Confirming Clayton could help shore up enough votes from Democrats to extend a government surveillance program that expired last Friday over opposition to Trump’s pick for acting director, Bill Pulte.

“He will come out of the committee Thursday, at least hopefully, and then if we get consent, we can move,” Senate Majority Leader John Thune said in an interview Monday about Clayton, who Trump only nominated for the job late last week.

Democrats “ought to be happy with Clayton,” said Thune, adding that he’s a “good” and “solid” pick.

Sen. Mark Warner of Virginia, the top Democrat on the Senate Intelligence Committee, floated Sunday to CBS News that Clayton could be confirmed this week if every senator cooperates.

Senate Intelligence will hold a hearing Wednesday on Clayton’s nomination.

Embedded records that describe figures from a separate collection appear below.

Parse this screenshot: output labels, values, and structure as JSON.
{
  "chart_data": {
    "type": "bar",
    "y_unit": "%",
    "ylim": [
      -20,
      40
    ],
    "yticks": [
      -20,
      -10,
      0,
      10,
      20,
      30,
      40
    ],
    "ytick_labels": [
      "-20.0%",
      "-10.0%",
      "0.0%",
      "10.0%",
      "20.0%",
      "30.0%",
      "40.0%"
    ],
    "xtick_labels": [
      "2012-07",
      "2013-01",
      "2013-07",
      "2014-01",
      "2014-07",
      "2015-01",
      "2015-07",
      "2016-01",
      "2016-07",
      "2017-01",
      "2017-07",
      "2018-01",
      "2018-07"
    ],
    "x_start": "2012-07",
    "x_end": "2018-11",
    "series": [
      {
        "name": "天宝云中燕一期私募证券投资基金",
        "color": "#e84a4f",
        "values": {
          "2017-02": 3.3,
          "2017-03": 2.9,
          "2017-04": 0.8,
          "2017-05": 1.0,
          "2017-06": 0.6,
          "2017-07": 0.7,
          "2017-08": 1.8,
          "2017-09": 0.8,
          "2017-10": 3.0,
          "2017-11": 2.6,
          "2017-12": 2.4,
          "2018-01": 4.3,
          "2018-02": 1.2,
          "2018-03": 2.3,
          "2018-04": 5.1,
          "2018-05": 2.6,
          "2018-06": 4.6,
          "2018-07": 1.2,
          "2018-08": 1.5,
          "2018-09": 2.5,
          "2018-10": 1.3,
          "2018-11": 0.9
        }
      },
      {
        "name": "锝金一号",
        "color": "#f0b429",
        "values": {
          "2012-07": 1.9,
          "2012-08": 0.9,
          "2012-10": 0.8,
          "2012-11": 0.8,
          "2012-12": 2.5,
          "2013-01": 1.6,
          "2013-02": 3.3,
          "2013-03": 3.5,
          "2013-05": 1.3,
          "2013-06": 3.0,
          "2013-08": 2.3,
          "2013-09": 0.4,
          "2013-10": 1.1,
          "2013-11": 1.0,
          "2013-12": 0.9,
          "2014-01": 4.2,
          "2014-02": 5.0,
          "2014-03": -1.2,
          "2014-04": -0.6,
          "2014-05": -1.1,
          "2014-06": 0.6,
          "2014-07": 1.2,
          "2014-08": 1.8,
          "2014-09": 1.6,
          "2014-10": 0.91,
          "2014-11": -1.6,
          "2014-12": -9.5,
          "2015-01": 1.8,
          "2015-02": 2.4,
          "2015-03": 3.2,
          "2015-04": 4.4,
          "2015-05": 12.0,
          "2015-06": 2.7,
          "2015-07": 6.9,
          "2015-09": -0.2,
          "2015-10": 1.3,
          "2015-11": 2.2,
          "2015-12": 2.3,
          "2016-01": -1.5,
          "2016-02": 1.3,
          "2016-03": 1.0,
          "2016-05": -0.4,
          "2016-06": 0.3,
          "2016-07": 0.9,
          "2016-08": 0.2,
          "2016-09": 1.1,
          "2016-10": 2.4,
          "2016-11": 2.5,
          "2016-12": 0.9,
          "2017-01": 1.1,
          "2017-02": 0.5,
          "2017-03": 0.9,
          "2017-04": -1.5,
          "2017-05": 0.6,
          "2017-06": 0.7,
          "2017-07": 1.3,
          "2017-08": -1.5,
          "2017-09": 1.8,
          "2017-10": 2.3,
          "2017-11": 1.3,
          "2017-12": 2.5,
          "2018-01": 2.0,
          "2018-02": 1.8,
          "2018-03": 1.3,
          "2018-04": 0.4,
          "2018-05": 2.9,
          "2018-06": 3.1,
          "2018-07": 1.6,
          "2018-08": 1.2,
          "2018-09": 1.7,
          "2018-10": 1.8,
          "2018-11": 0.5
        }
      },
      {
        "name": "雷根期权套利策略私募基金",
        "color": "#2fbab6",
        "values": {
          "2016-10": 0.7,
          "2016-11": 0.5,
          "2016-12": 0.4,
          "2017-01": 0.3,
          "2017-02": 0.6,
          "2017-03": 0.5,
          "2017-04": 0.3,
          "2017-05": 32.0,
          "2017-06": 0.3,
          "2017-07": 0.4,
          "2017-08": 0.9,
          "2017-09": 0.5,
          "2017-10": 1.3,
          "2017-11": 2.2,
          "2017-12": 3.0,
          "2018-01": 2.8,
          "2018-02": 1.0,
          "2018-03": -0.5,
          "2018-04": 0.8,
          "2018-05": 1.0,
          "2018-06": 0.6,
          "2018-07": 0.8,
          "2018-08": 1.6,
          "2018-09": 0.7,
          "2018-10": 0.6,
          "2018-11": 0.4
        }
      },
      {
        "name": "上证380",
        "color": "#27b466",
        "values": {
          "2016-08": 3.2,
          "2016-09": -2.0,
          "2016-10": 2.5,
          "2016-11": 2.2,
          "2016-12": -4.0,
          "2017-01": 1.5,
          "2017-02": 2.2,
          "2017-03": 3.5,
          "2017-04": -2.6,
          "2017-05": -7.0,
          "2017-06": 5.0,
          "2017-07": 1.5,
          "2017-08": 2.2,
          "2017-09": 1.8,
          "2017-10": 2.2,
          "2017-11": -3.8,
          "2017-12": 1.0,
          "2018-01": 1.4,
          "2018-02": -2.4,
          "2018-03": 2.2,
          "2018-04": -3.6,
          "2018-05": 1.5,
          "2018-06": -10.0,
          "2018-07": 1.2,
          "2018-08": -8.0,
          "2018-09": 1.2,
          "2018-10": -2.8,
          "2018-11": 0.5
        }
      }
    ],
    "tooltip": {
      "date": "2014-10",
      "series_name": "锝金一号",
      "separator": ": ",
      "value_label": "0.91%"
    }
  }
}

If every member of the panel agrees, he could then get a committee vote Thursday. Confirming Clayton on the Senate floor hours later would require getting agreement from every senator to speed up the process. Opposition from a single member will punt Clayton’s confirmation to next week.

Confirming Clayton Thursday would, crucially, limit — and potentially circumvent — Pulte from becoming acting director of national intelligence, which Trump has slated to take place Friday, June 19.

The president’s decision to put Pulte in charge after Tulsi Gabbard’s departure at the helm of the Office of National Intelligence sparked bipartisan pushback, with Democrats saying they will withhold support for extending Section 702 of the Foreign Intelligence Surveillance Act while Pulte is in the acting role. Congress allowed the key government spy authority lapse last Friday without a deal.

Trump threw another curveball into a FISA extension over the weekend when he posted on social media that he was against reauthorizing Section 702 unless a GOP elections bill is attached. That bill, known as the SAVE America Act, does not have the votes to get through Congress.

Thune threw cold water Monday on tying the two issues together.

“Yeah, he’s, as you know, passionate about getting that done and wants to use every opportunity to take a shot at it,” Thune said of Trump and his desire to enact the elections bill.

But, Thune said, “we can’t get FISA done” if the policies are linked.